Lean manufacturing has allowed us to reduce labour costs, improve productivity, improve quality, reduce raw stock inventory and finished parts inventory. Our staffs are very aware of our efforts. Some are contributors to the process along for the ride. There is a recognized cultural change in our shop. Reward and recognition have played a big part in moving forward. Some staff resisted change and have left our employment. Communication is still the biggest challenge. We are still improving and learning as a team, but our customers have noticed our efforts and that’s what it’s all about.
Click here for full size image
From contributor T:
I like the flow diagram. It makes it so much easier to understand. What is the INDEX station? You said that you batch at the beam saw then componentize the parts so that you can prioritize a cabinet as needed. Do you not batch at finish, or do you have some way of producing repeatable finish from small batch to small batch? I would think it would be simple to have the other processes catch up with finish because you can add manpower as needed. Finish has to cure and you can't do anything about that.
We're working on systems for communication at our shop, as well. The technology part is easy to get. That just takes a phone call. Developing a pull system of task scheduling with variable demand for a wide range of products is the real challenge.

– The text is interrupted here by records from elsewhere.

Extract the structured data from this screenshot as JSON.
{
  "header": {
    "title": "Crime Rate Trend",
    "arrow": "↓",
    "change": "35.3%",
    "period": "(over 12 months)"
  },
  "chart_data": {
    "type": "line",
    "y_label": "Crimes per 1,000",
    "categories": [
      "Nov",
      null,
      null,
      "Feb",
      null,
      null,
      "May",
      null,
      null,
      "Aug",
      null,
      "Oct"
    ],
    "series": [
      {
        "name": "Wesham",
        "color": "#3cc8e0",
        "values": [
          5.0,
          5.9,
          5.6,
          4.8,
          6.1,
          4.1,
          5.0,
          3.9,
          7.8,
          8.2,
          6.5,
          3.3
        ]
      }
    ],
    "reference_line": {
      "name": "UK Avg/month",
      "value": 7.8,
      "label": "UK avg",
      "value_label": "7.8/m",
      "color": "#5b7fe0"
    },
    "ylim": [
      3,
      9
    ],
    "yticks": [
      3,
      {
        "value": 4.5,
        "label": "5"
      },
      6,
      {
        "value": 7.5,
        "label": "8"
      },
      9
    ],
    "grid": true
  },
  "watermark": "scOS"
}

Some of you guys might not know the difference between a push and a pull system. A push system is where some guy starts the job at the saw and then pushes parts onto the floor. The production schedule is set by the sawyer. A pull system is one that is initiated by the customer who pulls a kitchen from your company. This kitchen in turn pulls cabinets onto the truck. The cabinet pulls doors from wherever you get your doors from and boxes from the box department. The box department pulls hardware from the cart which pulls hardware from the distributor. The point is that the last process dictates the previous process... all the way to the beginning of all of the processes. This is a management system that reduces cost by ensuring that things show up when they are needed, but only in the quantity they are needed.
Try this exercise. Take a 12 inch piece of string and try to push it across your desk. You will see that it is constantly puddling up and you are constantly straightening it out. Now try pulling 10 pieces of string. You will see that the pull system is very succinct and the string goes where you want it to. These physics lessons are very applicable in our shops as well. Just like water follows the path of least resistance, your guys will use whatever method is easiest. If you make it easier to succeed than to fail, you will have more successes than failures. If you try to push a set of processes through your shop, you will spend more time straightening things out than you do pushing.
Contributor W, I really like your red work sheet program. No questions asked. Red is number one. Works for everybody.